Many investors felt rattled by market behavior recently, with the S&P 500 index dropping over 6.5% in just over a week, starting on October 4th. The financial press, as always, was quick to try to capitalize on investor fears, warning of trade wars and a potential global economic slowdown. This type of volatility often provokes some investors and managers of active mutual funds to shift their portfolios out of equity investments (stocks) and into fixed income (bonds and cash).

However, this strategy tends to be unsuccessful in the long run. Consider a recent example. In the lead up to the 2016 presidential election, many investors and money managers moved to cash, and then the S&P 500 jumped around 30% over the subsequent two years. If, instead, investors or mutual fund managers adopt a disciplined strategy that involves sticking to portfolio targets regardless of market dips and not trying to predict what the market will do next, they will generally enjoy higher returns over the long term.

That is one of the main reasons why we advocate that our clients invest in passively-managed mutual funds, such as those offered by Dimensional Fund Advisors (DFA).  Actively-managed mutual funds that react to present market conditions or try to guess future conditions tend to underperform compared to their relevant indexes– in part because they fail to perfectly anticipate movements in the market and in part because they generally have much higher fees than their passively-managed counterparts.  DFA performs an annual study of U.S.-based mutual funds and, in their 2018 study, found that only 14% of equity funds outperformed their relevant benchmark after costs over the past 15 years.  In contrast, 73% of DFA funds outperformed their benchmarks over the same time period.  The video below explains DFA’s findings in detail.

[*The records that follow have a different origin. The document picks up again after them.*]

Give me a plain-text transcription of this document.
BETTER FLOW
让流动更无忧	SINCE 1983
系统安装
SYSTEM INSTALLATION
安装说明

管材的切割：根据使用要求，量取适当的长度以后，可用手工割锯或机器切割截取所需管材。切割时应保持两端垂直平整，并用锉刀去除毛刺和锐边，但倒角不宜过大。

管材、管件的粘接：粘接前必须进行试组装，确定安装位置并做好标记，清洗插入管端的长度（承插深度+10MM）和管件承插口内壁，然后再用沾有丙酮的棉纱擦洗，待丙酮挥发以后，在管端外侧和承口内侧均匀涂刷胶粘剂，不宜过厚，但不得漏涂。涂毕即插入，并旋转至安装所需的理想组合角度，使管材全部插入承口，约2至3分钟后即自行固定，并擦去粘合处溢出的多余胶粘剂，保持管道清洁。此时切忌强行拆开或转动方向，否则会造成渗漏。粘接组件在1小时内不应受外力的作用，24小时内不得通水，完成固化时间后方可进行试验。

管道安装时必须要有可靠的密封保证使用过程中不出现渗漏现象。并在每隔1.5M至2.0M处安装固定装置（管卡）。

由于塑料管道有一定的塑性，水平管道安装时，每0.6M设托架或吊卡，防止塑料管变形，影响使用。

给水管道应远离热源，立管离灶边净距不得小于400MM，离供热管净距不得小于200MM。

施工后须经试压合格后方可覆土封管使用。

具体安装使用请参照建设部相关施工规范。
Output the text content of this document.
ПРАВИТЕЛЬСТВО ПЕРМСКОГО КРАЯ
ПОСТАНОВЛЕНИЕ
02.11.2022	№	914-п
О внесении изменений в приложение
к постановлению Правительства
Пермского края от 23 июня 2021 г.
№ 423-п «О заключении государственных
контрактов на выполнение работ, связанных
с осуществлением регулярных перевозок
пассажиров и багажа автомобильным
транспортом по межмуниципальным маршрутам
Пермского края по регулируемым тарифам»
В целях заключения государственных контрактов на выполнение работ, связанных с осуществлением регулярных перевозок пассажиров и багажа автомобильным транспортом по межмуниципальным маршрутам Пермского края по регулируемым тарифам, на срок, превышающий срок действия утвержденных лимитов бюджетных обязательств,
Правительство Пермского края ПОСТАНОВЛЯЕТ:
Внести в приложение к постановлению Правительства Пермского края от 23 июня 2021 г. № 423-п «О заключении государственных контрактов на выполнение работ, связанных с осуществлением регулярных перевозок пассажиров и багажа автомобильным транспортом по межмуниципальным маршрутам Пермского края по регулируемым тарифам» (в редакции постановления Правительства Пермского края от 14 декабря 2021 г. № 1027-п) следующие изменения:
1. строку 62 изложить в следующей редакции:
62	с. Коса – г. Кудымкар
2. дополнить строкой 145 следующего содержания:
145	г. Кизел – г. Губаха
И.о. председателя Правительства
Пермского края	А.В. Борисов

Investing can be a bumpy ride, but when you have a financial plan and an investment strategy that takes into consideration the inevitable volatility (even capitalizes on it through portfolio rebalancing) but does not try to guess when and how it will occur, dips in the market do not have to be a source of fear.  If you have a disciplined strategy, as we do for our clients, hopefully you can tune out the noise and focus on the aspects of your life that are most important to you– your family, your friends, your job, your hobbies– rather than the latest doomsday headlines.  As always, we are here to help and provide encouragement every step along the way.